We have covered enough information about YARN in previous chapters. In this section, we will talk about the execution of MapReduce over YARN. The JobTracker in Hadoop version 1 has a bottleneck due to a scalability limit of 4,000 nodes. Yahoo realizes that their current requirement needs a scaling of up to 20,000 nodes. The latter was certainly not possible due to the legacy architecture of the job tracker. Yahoo then introduced YARN, which broke the function of the job tracker for efficient management. We covered the detail architecture in Chapter 3, YARN Resource Management in Hadoop.

The node manager in YARN has enough memory to launch multiple containers. The application master can request any number of containers from the resource manager, which keeps track of the available resources in the YARN cluster. The job type is not limited to MapReduce; instead, YARN can launch any type of application.
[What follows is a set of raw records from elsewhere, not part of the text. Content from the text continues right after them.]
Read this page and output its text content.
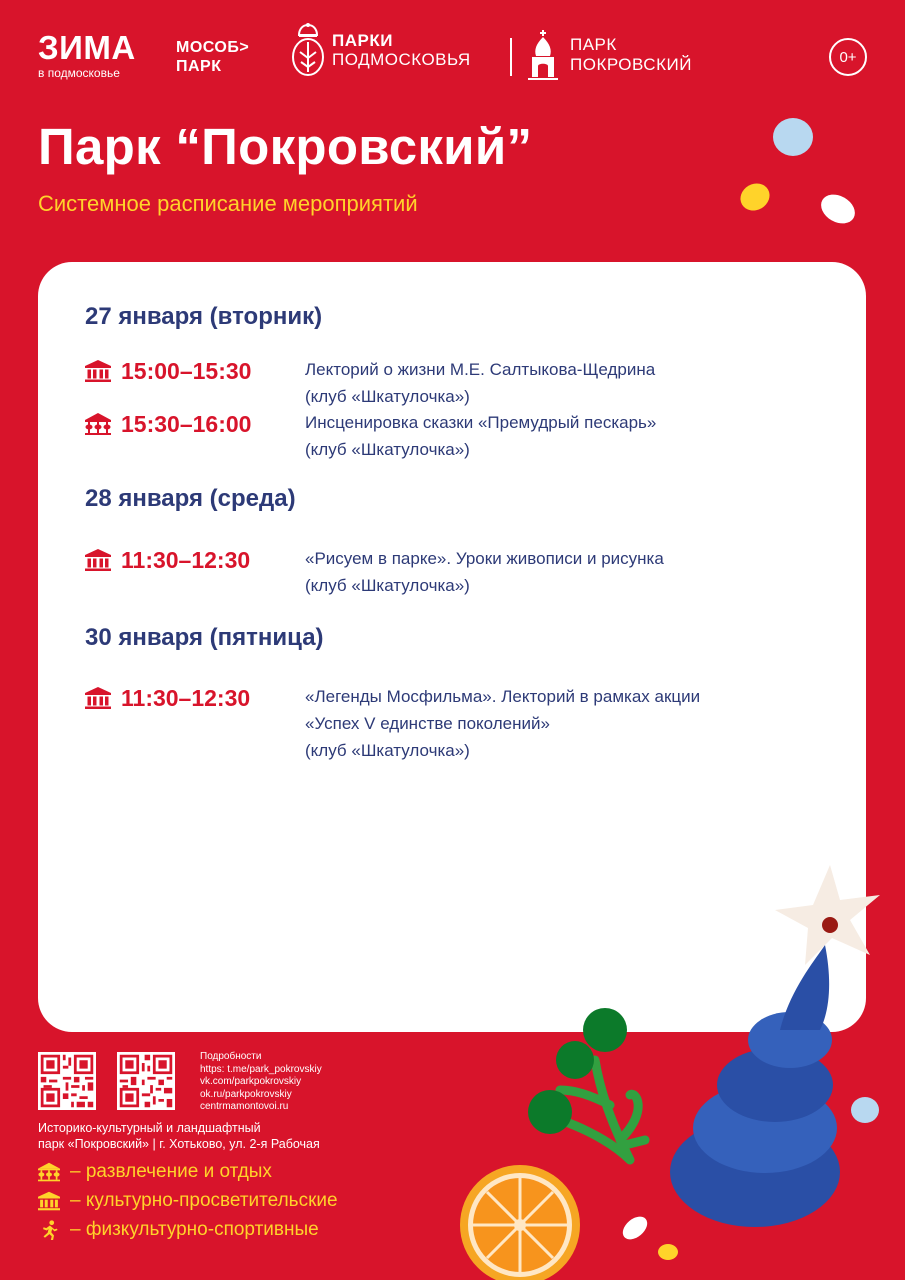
ЗИМА
в подмосковье
МОСОБ>
ПАРК
ПАРКИ
ПОДМОСКОВЬЯ
ПАРК
ПОКРОВСКИЙ	0+
Парк “Покровский”
Системное расписание мероприятий
27 января (вторник)
15:00–15:30	Лекторий о жизни М.Е. Салтыкова-Щедрина
(клуб «Шкатулочка»)
15:30–16:00	Инсценировка сказки «Премудрый пескарь»
(клуб «Шкатулочка»)
28 января (среда)
11:30–12:30	«Рисуем в парке». Уроки живописи и рисунка
(клуб «Шкатулочка»)
30 января (пятница)
11:30–12:30	«Легенды Мосфильма». Лекторий в рамках акции
«Успех V единстве поколений»
(клуб «Шкатулочка»)
Подробности
https: t.me/park_pokrovskiy
vk.com/parkpokrovskiy
ok.ru/parkpokrovskiy
centrmamontovoi.ru
Историко-культурный и ландшафтный
парк «Покровский» | г. Хотьково, ул. 2-я Рабочая
– развлечение и отдых
– культурно-просветительские
– физкультурно-спортивные
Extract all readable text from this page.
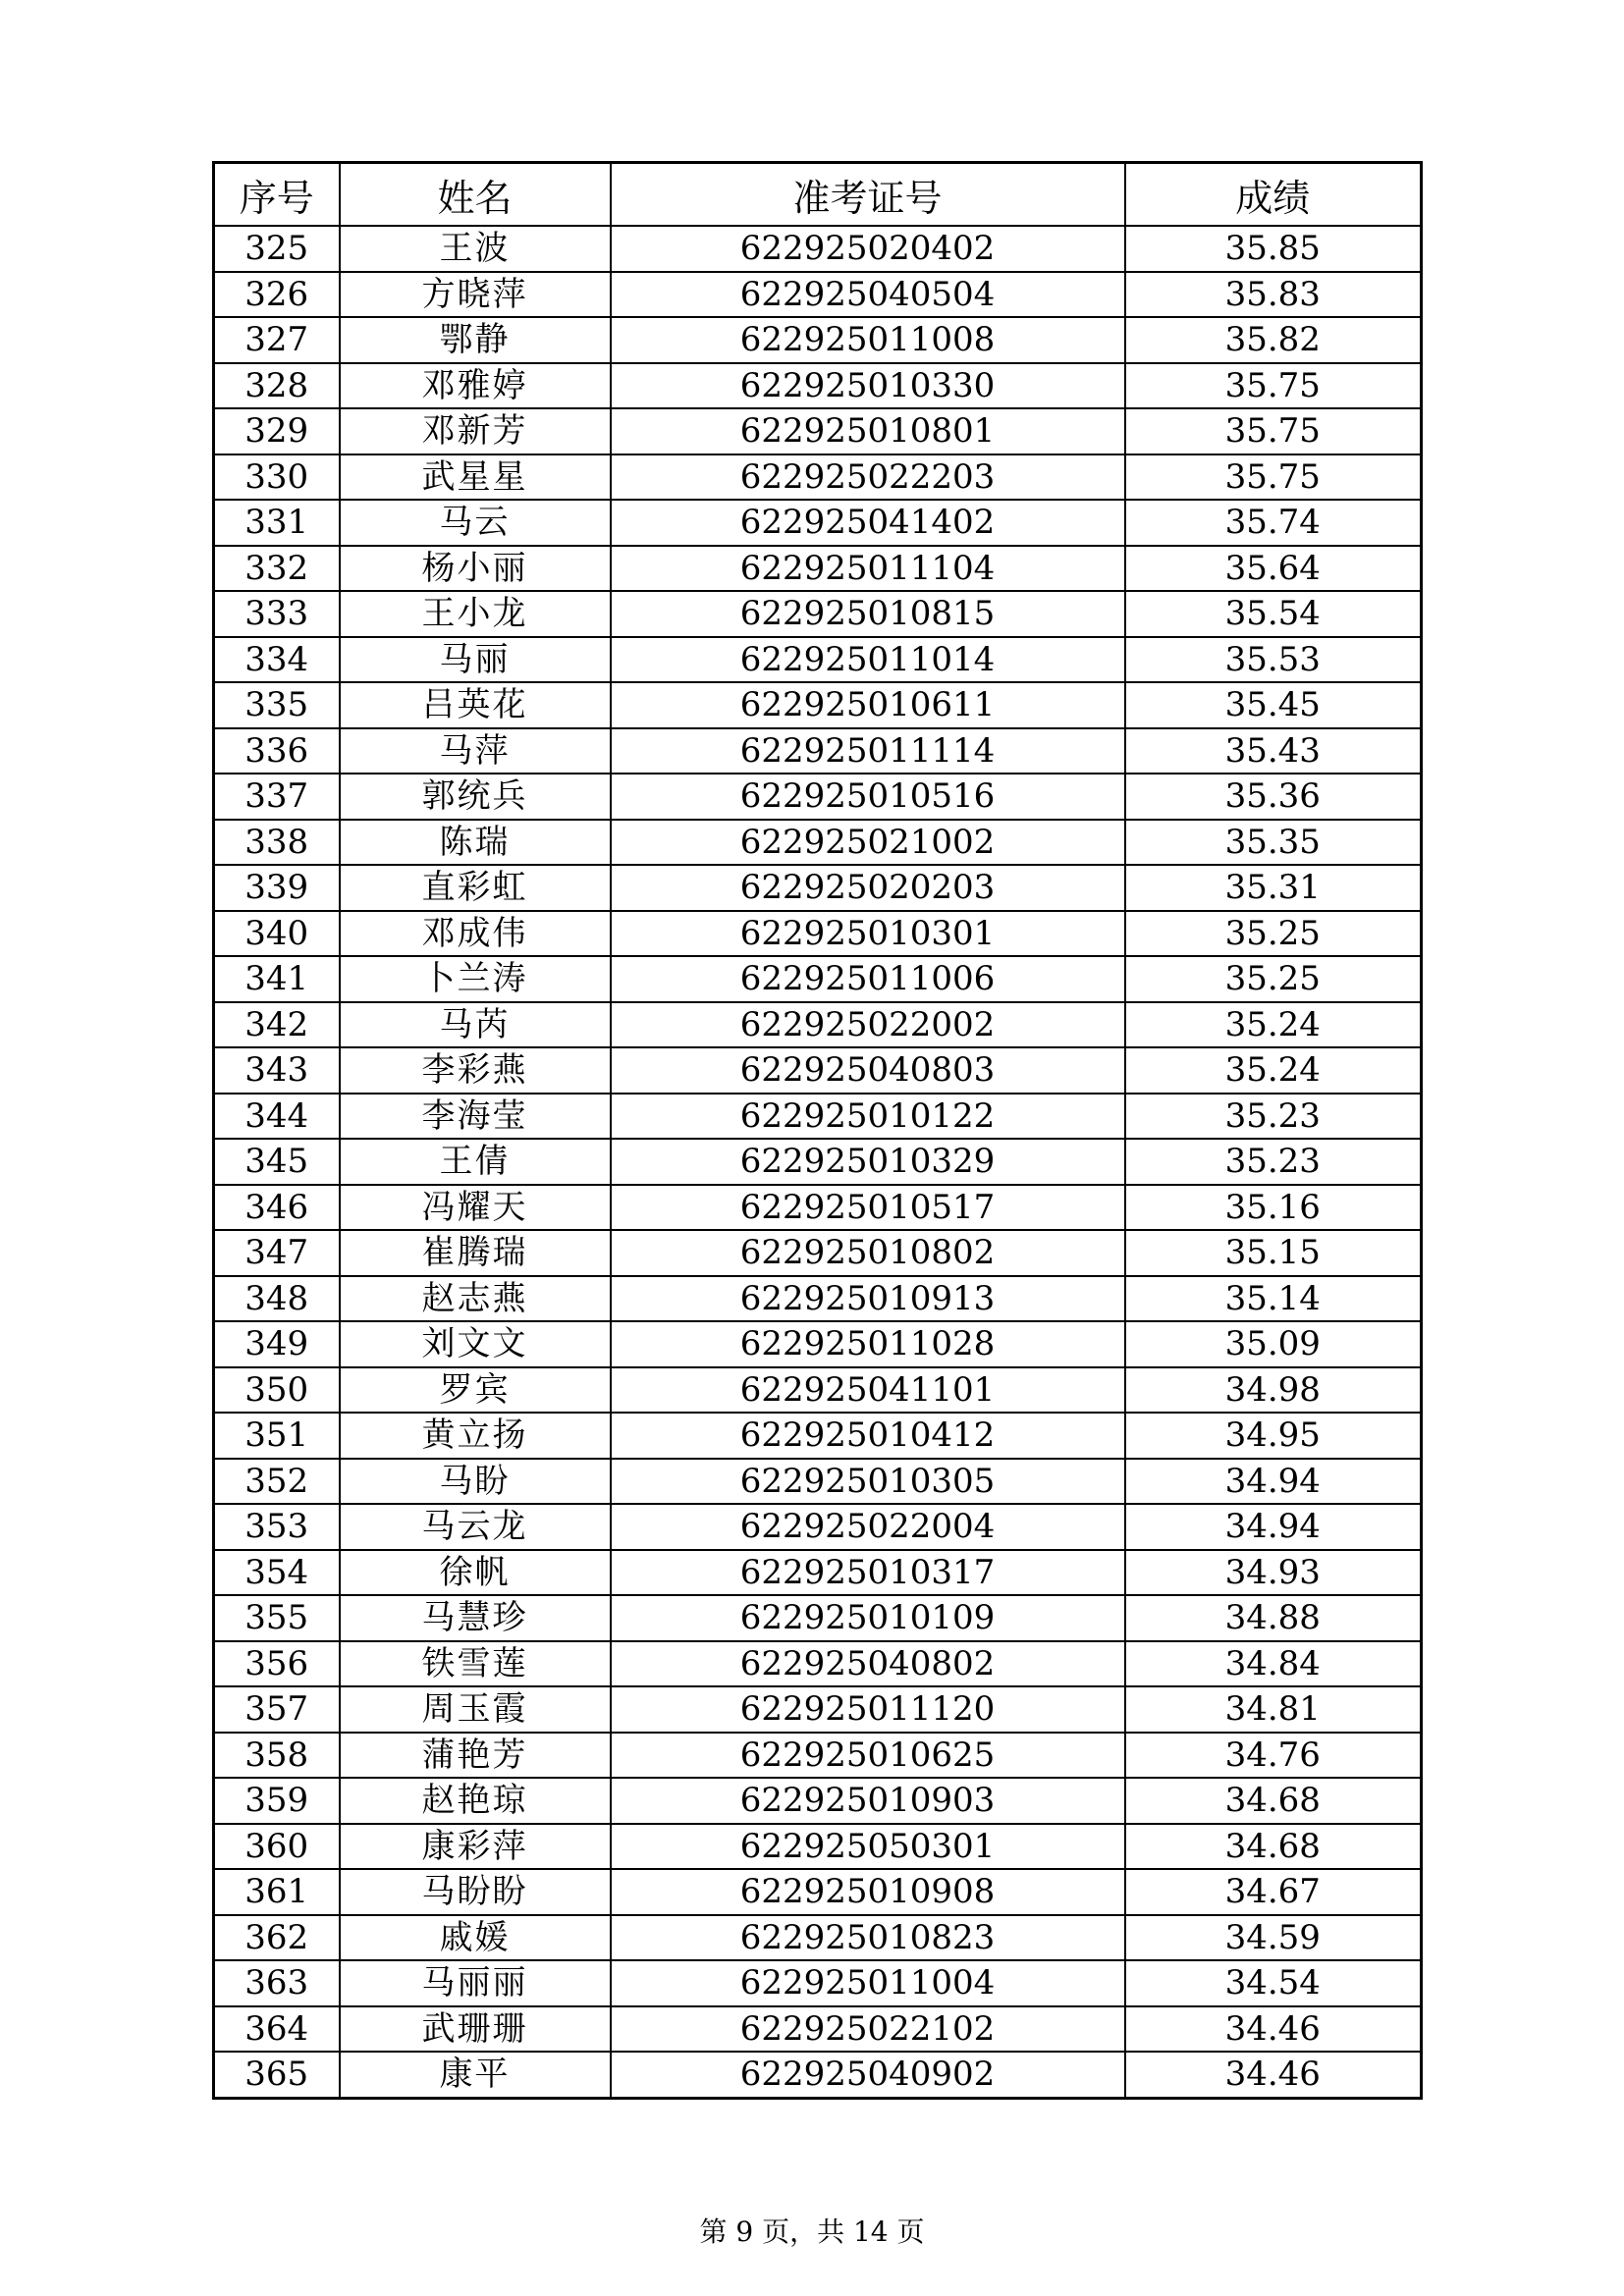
序号	姓名	准考证号	成绩
325	王波	622925020402	35.85
326	方晓萍	622925040504	35.83
327	鄂静	622925011008	35.82
328	邓雅婷	622925010330	35.75
329	邓新芳	622925010801	35.75
330	武星星	622925022203	35.75
331	马云	622925041402	35.74
332	杨小丽	622925011104	35.64
333	王小龙	622925010815	35.54
334	马丽	622925011014	35.53
335	吕英花	622925010611	35.45
336	马萍	622925011114	35.43
337	郭统兵	622925010516	35.36
338	陈瑞	622925021002	35.35
339	直彩虹	622925020203	35.31
340	邓成伟	622925010301	35.25
341	卜兰涛	622925011006	35.25
342	马芮	622925022002	35.24
343	李彩燕	622925040803	35.24
344	李海莹	622925010122	35.23
345	王倩	622925010329	35.23
346	冯耀天	622925010517	35.16
347	崔腾瑞	622925010802	35.15
348	赵志燕	622925010913	35.14
349	刘文文	622925011028	35.09
350	罗宾	622925041101	34.98
351	黄立扬	622925010412	34.95
352	马盼	622925010305	34.94
353	马云龙	622925022004	34.94
354	徐帆	622925010317	34.93
355	马慧珍	622925010109	34.88
356	铁雪莲	622925040802	34.84
357	周玉霞	622925011120	34.81
358	蒲艳芳	622925010625	34.76
359	赵艳琼	622925010903	34.68
360	康彩萍	622925050301	34.68
361	马盼盼	622925010908	34.67
362	戚媛	622925010823	34.59
363	马丽丽	622925011004	34.54
364	武珊珊	622925022102	34.46
365	康平	622925040902	34.46
第 9 页，共 14 页
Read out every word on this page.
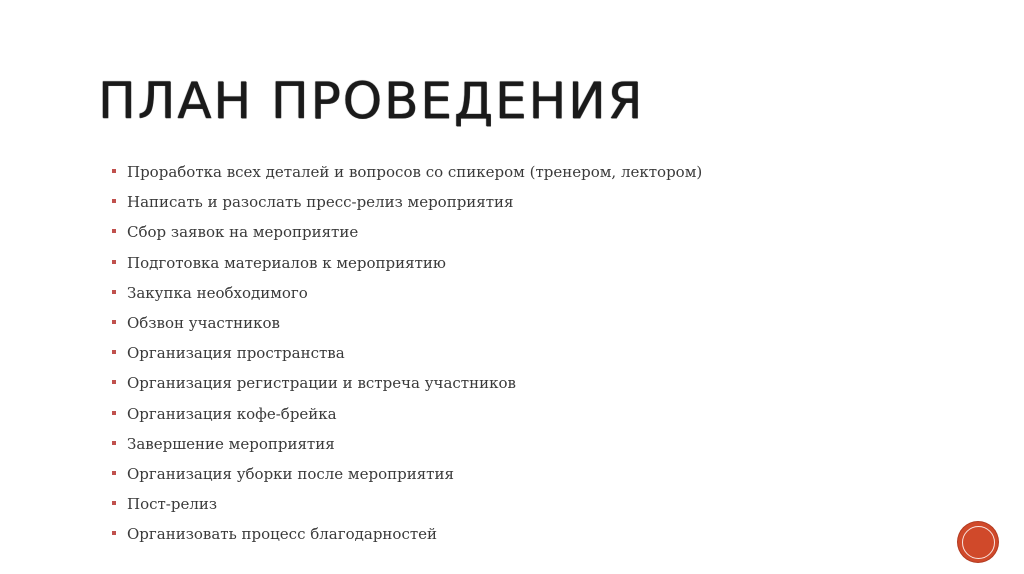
ПЛАН ПРОВЕДЕНИЯ
Проработка всех деталей и вопросов со спикером (тренером, лектором)
Написать и разослать пресс-релиз мероприятия
Сбор заявок на мероприятие
Подготовка материалов к мероприятию
Закупка необходимого
Обзвон участников
Организация пространства
Организация регистрации и встреча участников
Организация кофе-брейка
Завершение мероприятия
Организация уборки после мероприятия
Пост-релиз
Организовать процесс благодарностей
Let's take a look at the life cycle of a MapReduce application on YARN in the following diagram:

The preceding diagram can be explained as follows:

The MapReduce job client requests a new application ID from the application manager. The resource manager sends the unique application ID to the client after validating the authentication and authorization of client. The MR job client encloses the metadata information about the application into ApplicationSubmissionContext, which also contains information to start the application master.
The resource manager starts the application master on one of the node managers, which fulfils that container requirement for the application master. The resource manager scheduler selects the node manager where the application master will be launched.
The application master creates a client object to make communication with the resource manager and node manager. The application master registers itself with the resource manager and the latter responds back with information such as access tokens, ACL list, and so on.
The MR job client queries the application manager to obtain the information about application master and can then talk directly to the application master for status, counter, and any other information.
The application master computes the number of splits and sends a resource request for mappers and reducers to the resource manager scheduler. The request contains information about memory and CPU information that's required for the container.
The application master receives the container for map task and reduce task and then it communicates with specific node managers to launch containers. The node manager in YARN can launch multiple containers on the same node manager.
The application master also manages and monitors the individual nap task and reduce task and requests the additional container from resource manager if needed. It also ensures that if any task has failed or not responding, it can restart with new resources until the maximum attempt of retry is reached.
The application master runs a task cleanup operation after all the map tasks and reduce tasks are completed. Finally the application master sends the unregistered request to resource manager, exits the execution, and frees up the container occupied.